Some of our Learning from the Fundraising Process

This is my take on the fundraising process, based on our experience at TitanFile; We have raised $1.5M total.

When fundraising, you need to “paint the picture” and show the vision of the company future. If you are looking for a large round (VC) your vision really has to be large enough to move a dial (often a test question is, “how big you think this can be?” and if your answer is less than 100 million in revenue within 5 years they will show you the doors).

When it comes to methodology, fundraising is a full time job and you need to approach it as such. Cold emailing investors is usually a one-way ticket to self-select yourself out. There is noting better than an introduction to an investor from an Entrepreneur that investor has already invested in, or someone that investor already knows and trusts who can vouch for you.

Do your homework. Make a spreadsheet of investors you want to go after and do research. Most of the investment firm web sites will say what kind of investments are they making (industry, size…) how involved they are with the companies (board, introductions etc)
and how the process generally goes. Be vary of those who do not have that information transparently in clear view. If possible, try to connect with someone from the companies that the investor already invested in. LinkedIn is great for that. Ask the Entrepreneur
openly what his experience with that particular investor or investment firm is, you will get frank answers.

You should count on 3 months minimum and 6 to 8 months maximum to close the round. Do not raise during summer. Just don’t.

That is a mistake a lot of people raising their first round make (we did too) as everyone is away on vacations.

Investment deals are like fruit baskets, if they stay on the open for too long they will rot. Or at least investors will think that the deal is rotten (ie. “This company has been looking for an investment for 9 months now, there must be something wrong with them”).

The first term sheet is the most important one. Investors are people like you and me. They wake up in the morning, put their pants on and go to work. Since Investors are people like you and me, that also means that they follow heard mentality. Once you get the first term sheet — rest will fall in line, no one wants to be the first there. Once you get that term sheet from Innovacorp, it’s a race against the clock and you need to keep the momentum going. Gust.com is a great way to find more investors and so is http://angeli.st

Make sure to take all the press clippings and press articles about your product and team with you as investors will always seek external validation but DO NOT include them in the pitch deck. Send them over after there is some definite interest. If you do not have clients to validate you, press is a great option B (i.e. “Someone else also thinks this is a good idea so I won’t look like a fool if I invest and this fails”) but no amount of press will replace a referenceable, paying client.
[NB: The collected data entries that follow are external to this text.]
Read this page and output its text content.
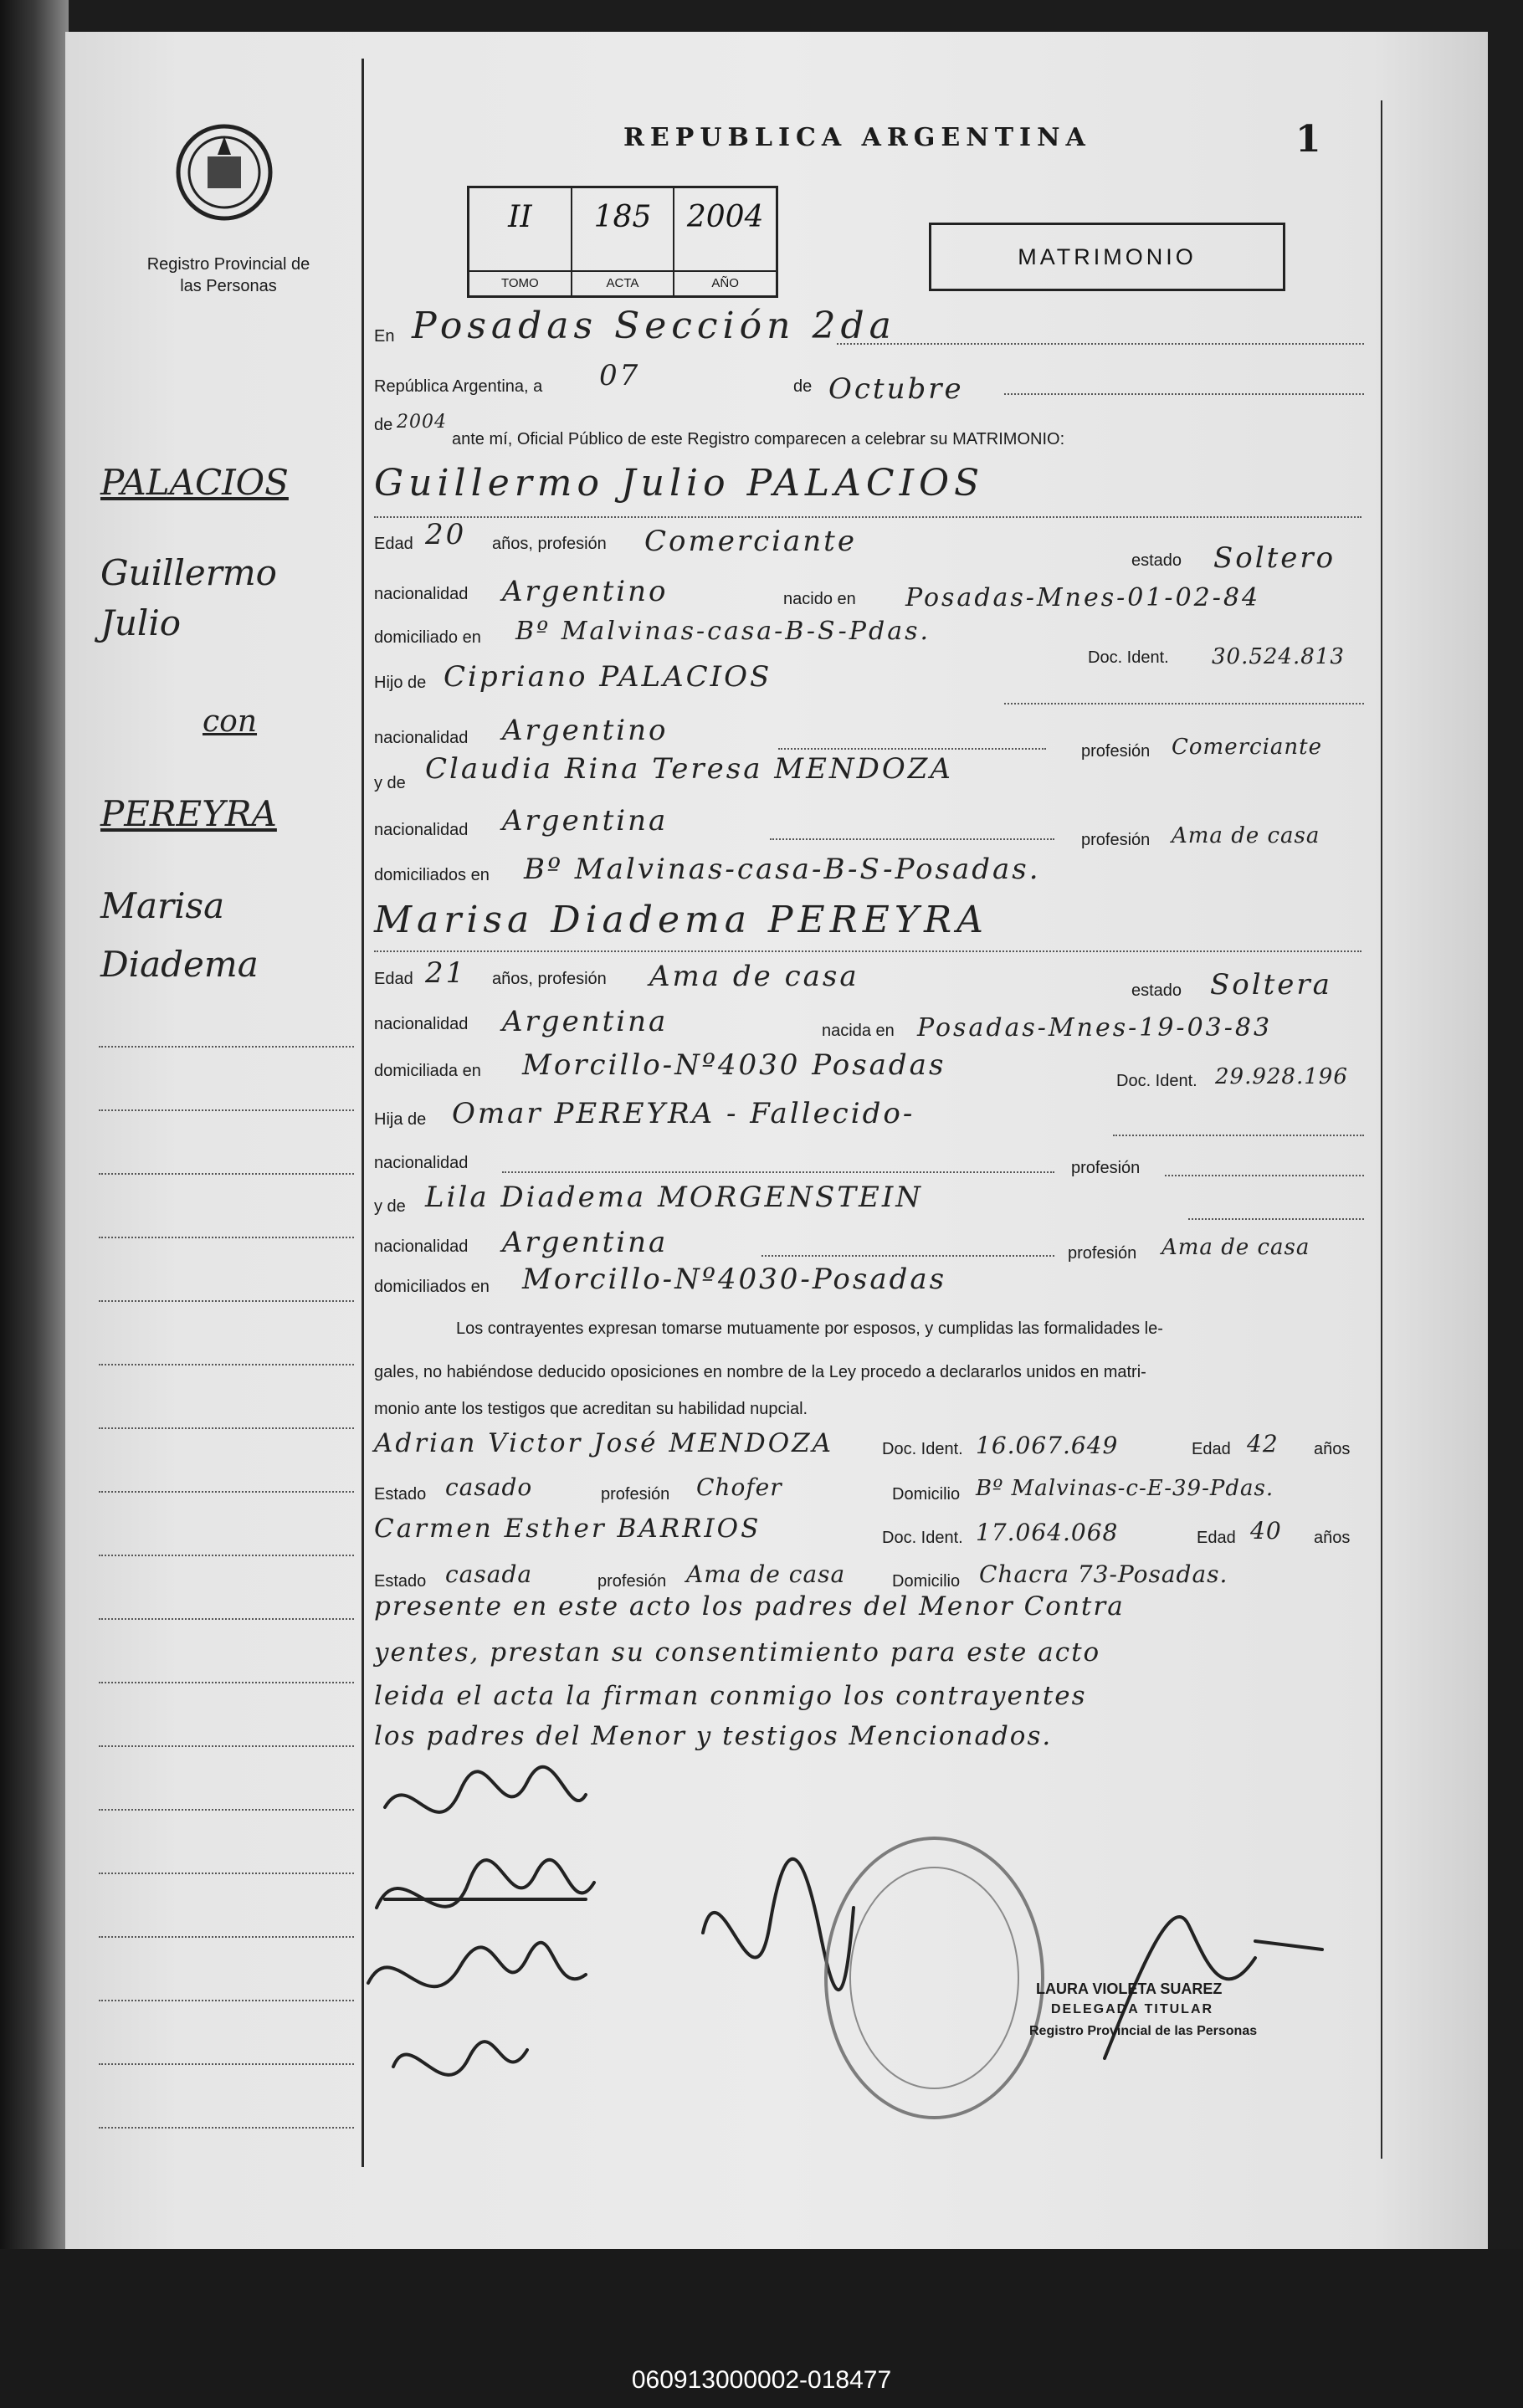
Registro Provincial de las Personas
REPUBLICA ARGENTINA	1
II
TOMO
185
ACTA
2004
AÑO
MATRIMONIO
PALACIOS
Guillermo
Julio
con
PEREYRA
Marisa
Diadema
En Posadas Sección 2da
República Argentina, a 07	de Octubre
de 2004
ante mí, Oficial Público de este Registro comparecen a celebrar su MATRIMONIO:
Guillermo Julio PALACIOS
Edad 20 años, profesión Comerciante
estado Soltero
nacionalidad Argentino	nacido en Posadas-Mnes-01-02-84
domiciliado en Bº Malvinas-casa-B-S-Pdas.
Doc. Ident. 30.524.813
Hijo de Cipriano PALACIOS
nacionalidad Argentino
profesión Comerciante
y de Claudia Rina Teresa MENDOZA
nacionalidad Argentina
profesión Ama de casa
domiciliados en Bº Malvinas-casa-B-S-Posadas.
Marisa Diadema PEREYRA
Edad 21 años, profesión Ama de casa	estado Soltera
nacionalidad Argentina	nacida en Posadas-Mnes-19-03-83
domiciliada en Morcillo-Nº4030 Posadas	Doc. Ident. 29.928.196
Hija de Omar PEREYRA - Fallecido-
nacionalidad	profesión
y de Lila Diadema MORGENSTEIN
nacionalidad Argentina	profesión Ama de casa
domiciliados en Morcillo-Nº4030-Posadas
Los contrayentes expresan tomarse mutuamente por esposos, y cumplidas las formalidades le-
gales, no habiéndose deducido oposiciones en nombre de la Ley procedo a declararlos unidos en matri-
monio ante los testigos que acreditan su habilidad nupcial.
Adrian Victor José MENDOZA	Doc. Ident. 16.067.649	Edad 42 años
Estado casado	profesión Chofer	Domicilio Bº Malvinas-c-E-39-Pdas.
Carmen Esther BARRIOS	Doc. Ident. 17.064.068	Edad 40 años
Estado casada	profesión Ama de casa	Domicilio Chacra 73-Posadas.
presente en este acto los padres del Menor Contra
yentes, prestan su consentimiento para este acto
leida el acta la firman conmigo los contrayentes
los padres del Menor y testigos Mencionados.
LAURA VIOLETA SUAREZ
DELEGADA TITULAR
Registro Provincial de las Personas
060913000002-018477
Cash-flow analysis and projections are important but the exact numbers are not that important. It’s really a litmus test of how crazy you are. Going from 100k to 500k in revenue from year one to two is reasonable. Going from 100k to 100 million in a year is not. Once you close a round It will be months before you figure out where your head is and where your ass is. Also, NEVER use words such as “our estimates are conservative” :)

You should always aim to raise 6 months more than you need.

Idea is that it will take another 6 months to close the next financing round if you need one, so it is always better to have extra cash in the bank. No one ever had a headache from too much money, but a lot of people had a lot of headaches about having too little. Keep in mind that you need to be able to explain and justify your valuation. If you say 1 Million — cool, if you say 10 million — cool. It is really up to you convince an investor that your valuation is “correct” (ie. “each engineer ads 500k to valuation, Our MBA guy takes away 250k from valuation, we have X patents that add another 1 Million, we already have signed purchase orders for Y and that adds another 5 million etc.).

Finally, deal is not closed until cash is in the bank.